StackAdapt, a programmatic advertising company built on machine learning (ML) and artificial intelligence (AI), created an enhancement tool that helps media buyers forecast and plan campaigns, as well as anticipate campaign performance prior to launch. The tool becomes publicly available today.
“It’s about seeing into the future to know how the campaign will scale and see the performance you can expect before spending a dollar,” said Vitaly Pecherskiy, COO and co-founder at StackAdapt.
The idea is to eventually help marketers forecast performance across multiple channels and add forecasting for retargeting data. The company has the ability to forecast CRM data by city, but plans to begin adding other types of geographic locations.
The tool, announced Monday, focuses on performance in campaign planning, execution and analysis. It supports media buying with no minimum commitments and minimal ramp time, so media teams are more productive and able to drive the best results for their clients.

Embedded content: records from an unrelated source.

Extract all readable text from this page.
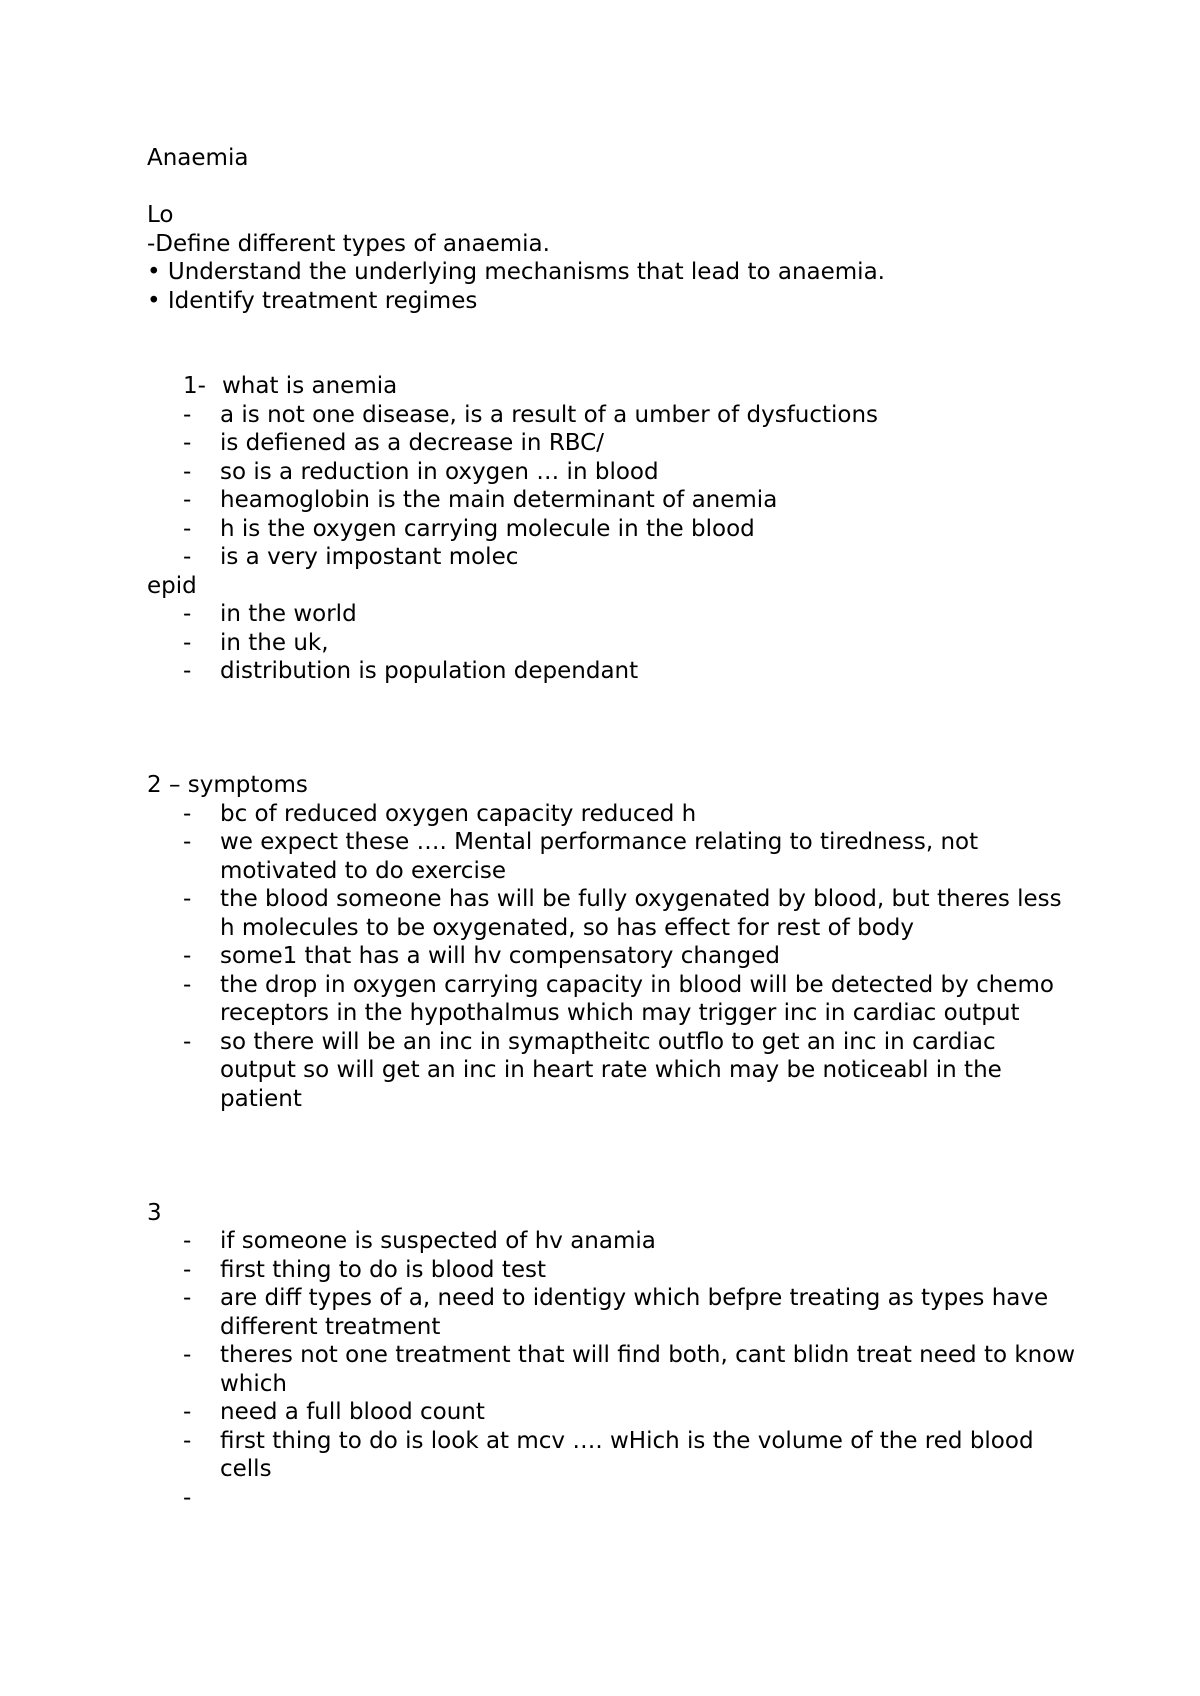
Anaemia
Lo
-Define different types of anaemia.
• Understand the underlying mechanisms that lead to anaemia.
• Identify treatment regimes
1- what is anemia
- a is not one disease, is a result of a umber of dysfuctions
- is defiened as a decrease in RBC/
- so is a reduction in oxygen … in blood
- heamoglobin is the main determinant of anemia
- h is the oxygen carrying molecule in the blood
- is a very impostant molec
epid
- in the world
- in the uk,
- distribution is population dependant
2 – symptoms
- bc of reduced oxygen capacity reduced h
- we expect these …. Mental performance relating to tiredness, not motivated to do exercise
- the blood someone has will be fully oxygenated by blood, but theres less h molecules to be oxygenated, so has effect for rest of body
- some1 that has a will hv compensatory changed
- the drop in oxygen carrying capacity in blood will be detected by chemo receptors in the hypothalmus which may trigger inc in cardiac output
- so there will be an inc in symaptheitc outflo to get an inc in cardiac output so will get an inc in heart rate which may be noticeabl in the patient
3
- if someone is suspected of hv anamia
- first thing to do is blood test
- are diff types of a, need to identigy which befpre treating as types have different treatment
- theres not one treatment that will find both, cant blidn treat need to know which
- need a full blood count
- first thing to do is look at mcv …. wHich is the volume of the red blood cells
-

Historically, media buyers had to guess how campaigns would perform. Within most DSPs, a campaign is required to run using specific audience segments to allow for forecasting across the remainder of the campaign’s life.

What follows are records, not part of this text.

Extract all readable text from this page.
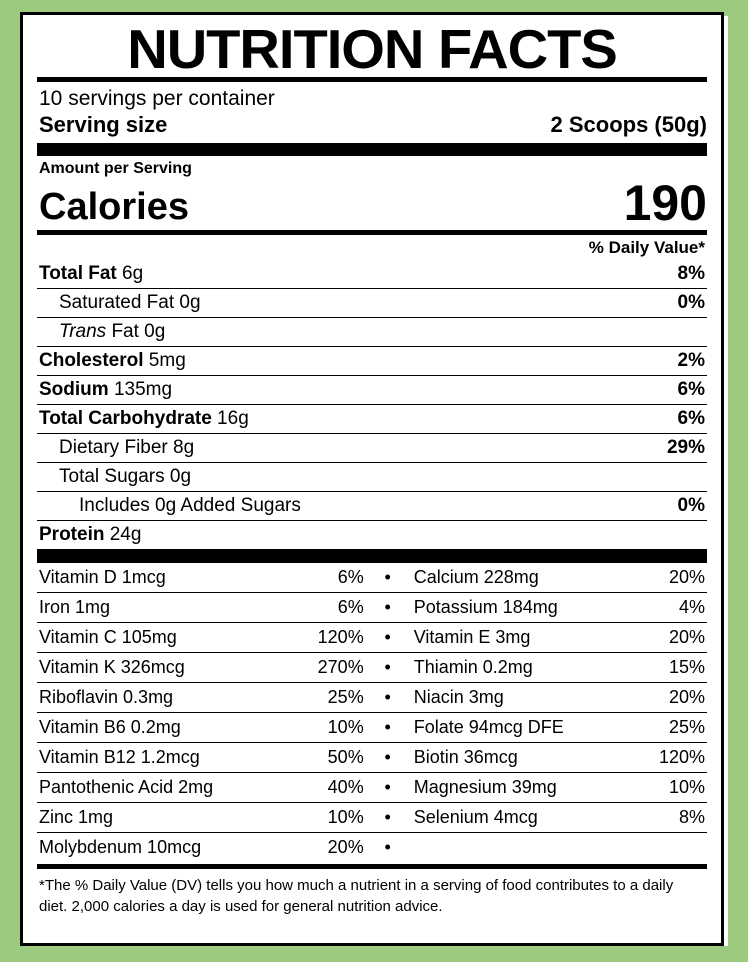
NUTRITION FACTS
10 servings per container
Serving size	2 Scoops (50g)
Amount per Serving
Calories	190
% Daily Value*
Total Fat 6g	8%
Saturated Fat 0g	0%
Trans Fat 0g
Cholesterol 5mg	2%
Sodium 135mg	6%
Total Carbohydrate 16g	6%
Dietary Fiber 8g	29%
Total Sugars 0g
Includes 0g Added Sugars	0%
Protein 24g
Vitamin D 1mcg	6%	•	Calcium 228mg	20%
Iron 1mg	6%	•	Potassium 184mg	4%
Vitamin C 105mg	120%	•	Vitamin E 3mg	20%
Vitamin K 326mcg	270%	•	Thiamin 0.2mg	15%
Riboflavin 0.3mg	25%	•	Niacin 3mg	20%
Vitamin B6 0.2mg	10%	•	Folate 94mcg DFE	25%
Vitamin B12 1.2mcg	50%	•	Biotin 36mcg	120%
Pantothenic Acid 2mg	40%	•	Magnesium 39mg	10%
Zinc 1mg	10%	•	Selenium 4mcg	8%
Molybdenum 10mcg	20%	•		
*The % Daily Value (DV) tells you how much a nutrient in a serving of food contributes to a daily diet. 2,000 calories a day is used for general nutrition advice.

StackAdapt’s technology addresses several problems. First, forecasts typically require campaigns run a certain amount of days to build up the data to determine performance. Second, some do not provide the flexibility to see different targeting options.
StackAdapt in real-time using AI and ML allows marketers to see the forecast scale, as well as the performance and CPM rate. It also enables marketers to input campaign goals.
Pecherskiy believes the company was the last to enter the market. It provided an advantage because developers learned from the mistakes of others. He said the speed at which a marketer obtains the performance data differentiates the company’s technology.
The idea to build the tool seemed obvious, he said, but there were many challenges to build the forecasting tool that gave marketers insight into expected performance.
The company had to cross billions of data records around available inventory, layer it with audience-profile data, and layer it with historical performance -- and do it all in real time. It does not require running scripts for hours.
Some of the data comes from an integration with third-party data provides such as LiveRamp.